By Kassondra Burtis ’12

Human rights. Women in leadership. Child welfare. Sustainability. Health, food and nutrition. Social justice. Migration and immigration. Educators from across the world converged Sept. 24-26 to discuss research in these crucial areas—and more—as part of the sixth annual International Symposium on Lasallian Research.

The symposium—held annually at Saint Mary’s University of Minnesota’s Twin Cities campus and co-sponsored by the Christian Brothers Conference—involved about 130 professors, administrators, researchers, and students from 10 countries.

By sharing research being done through the Lasallian educational network, attendees were able to gain ideas, ask questions, and collaborate on future projects that revolve around crucial global topics.

The symposium featured three keynote presentations, the first of which was given by Carlos Costa, Ph.D, dean of the School of Engineering at De La Salle University in Bogota, Colombia. Costa spoke on the intersection of climate change, sustainable development, and how it relates to Lasallian higher education.

Costa explained how, in an effort to combat climate change, universities must research and implement the agenda set forth by the Sustainable Development Goals Fund. Climate action is one of 17 goals drawn out by the fund. Costa explain that we must both address current needs and anticipate future needs while working together in an effort to mitigate the effects of climate change.

Olaf Gruess, Ph.D, and Christine Nowakowski, Ph.D., of General Mills presented research and practices of their company in the context of external networking and creating global connections. Gruess, technology manager and global connector at General Mills, stressed the importance of embracing entrepreneurship and its growth within universities and the workplace.

“Universities are changing,” Gruess said. “It used to be subject matter education, now it is an entrepreneurial breeding ground. Our future new hires are ‘educated’ to be entrepreneurs. That entrepreneurial spirit is still there in big companies, but sometimes it’s hard to find. We partner with some startups and young entrepreneurs to bring that spirit in. We all need to adopt a more entrepreneurial mindset.”

Nowakowski is the principal scientist at General Mills and shared the company’s recent global philanthropic health and nutrition efforts. The company has utilized engineering and its external connections to support the Lasallian research agenda of food, nutrition, and health by helping to reduce food waste in Africa.

“We have to ask ourselves how we can apply our skills to make a difference,” Nowakowski said. “Small manufacturers may not have the technical depth or good knowledge of what the process is,” she said. “They can partner with an outside company who have the personnel to give them solutions immediately. It’s really important to leverage your partners. We are interconnected with other business groups and have formed a web of volunteerism.”

Tracy Adams, CEO of yourtown in Australia, was the final keynote speaker of the symposium. Adams spoke on the Lasallian mission and its dedication to serving children and the youth.
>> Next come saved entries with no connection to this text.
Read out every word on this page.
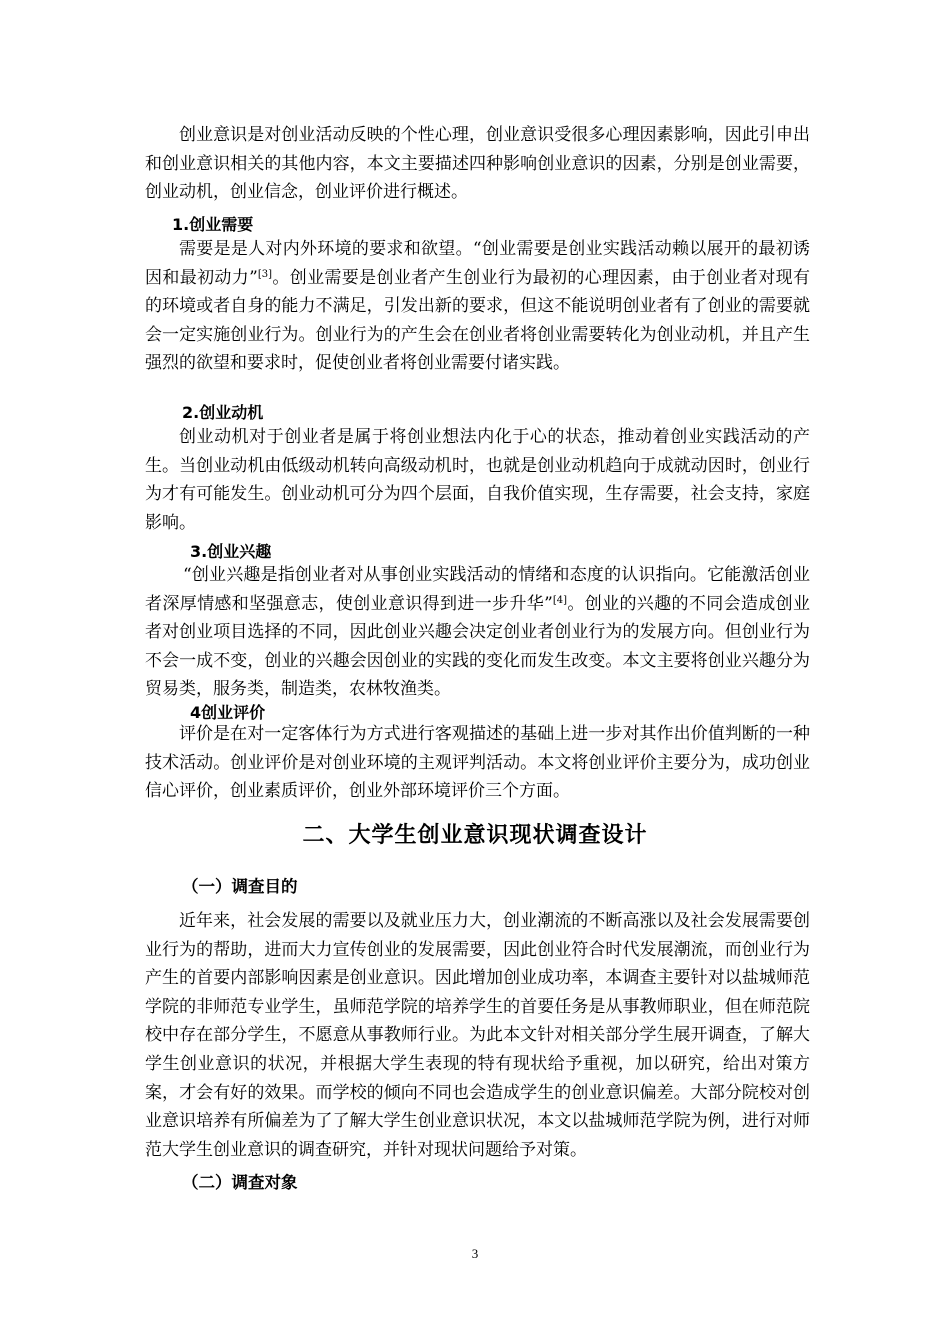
创业意识是对创业活动反映的个性心理，创业意识受很多心理因素影响，因此引申出和创业意识相关的其他内容，本文主要描述四种影响创业意识的因素，分别是创业需要，创业动机，创业信念，创业评价进行概述。

1.创业需要

需要是是人对内外环境的要求和欲望。“创业需要是创业实践活动赖以展开的最初诱因和最初动力”[3]。创业需要是创业者产生创业行为最初的心理因素，由于创业者对现有的环境或者自身的能力不满足，引发出新的要求，但这不能说明创业者有了创业的需要就会一定实施创业行为。创业行为的产生会在创业者将创业需要转化为创业动机，并且产生强烈的欲望和要求时，促使创业者将创业需要付诸实践。

2.创业动机

创业动机对于创业者是属于将创业想法内化于心的状态，推动着创业实践活动的产生。当创业动机由低级动机转向高级动机时，也就是创业动机趋向于成就动因时，创业行为才有可能发生。创业动机可分为四个层面，自我价值实现，生存需要，社会支持，家庭影响。

3.创业兴趣

“创业兴趣是指创业者对从事创业实践活动的情绪和态度的认识指向。它能激活创业者深厚情感和坚强意志，使创业意识得到进一步升华”[4]。创业的兴趣的不同会造成创业者对创业项目选择的不同，因此创业兴趣会决定创业者创业行为的发展方向。但创业行为不会一成不变，创业的兴趣会因创业的实践的变化而发生改变。本文主要将创业兴趣分为贸易类，服务类，制造类，农林牧渔类。

4创业评价

评价是在对一定客体行为方式进行客观描述的基础上进一步对其作出价值判断的一种技术活动。创业评价是对创业环境的主观评判活动。本文将创业评价主要分为，成功创业信心评价，创业素质评价，创业外部环境评价三个方面。

二、大学生创业意识现状调查设计
（一）调查目的

近年来，社会发展的需要以及就业压力大，创业潮流的不断高涨以及社会发展需要创业行为的帮助，进而大力宣传创业的发展需要，因此创业符合时代发展潮流，而创业行为产生的首要内部影响因素是创业意识。因此增加创业成功率，本调查主要针对以盐城师范学院的非师范专业学生，虽师范学院的培养学生的首要任务是从事教师职业，但在师范院校中存在部分学生，不愿意从事教师行业。为此本文针对相关部分学生展开调查，了解大学生创业意识的状况，并根据大学生表现的特有现状给予重视，加以研究，给出对策方案，才会有好的效果。而学校的倾向不同也会造成学生的创业意识偏差。大部分院校对创业意识培养有所偏差为了了解大学生创业意识状况，本文以盐城师范学院为例，进行对师范大学生创业意识的调查研究，并针对现状问题给予对策。

（二）调查对象
3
Her organization attempts to break the cycle of disadvantaged in youth in Australia by providing support and resources in the form of telephone and online counseling, young parent programs, mental health services, and more.

Lasallian advocacy and research is an important part of yourtown’s growth. “If you see an issue, you need to take charge of an issue. Don’t stay silent on it,” Adams said. “That’s advocacy. It’s nothing new; De La Salle did it.”

Participants at the symposium also heard from several other researchers through smaller breakout session presentations. Saint Mary’s is part of a global network that includes 100,000 individuals engaged in the Lasallian Catholic educational mission of serving society and more than one million students throughout 80 countries. The Lasallian network is also comprised of nearly 4,000 De La Salle Christian Brothers carrying out the tradition founded by Saint John Baptist De La Salle, a priest and educational innovator of 17th century France.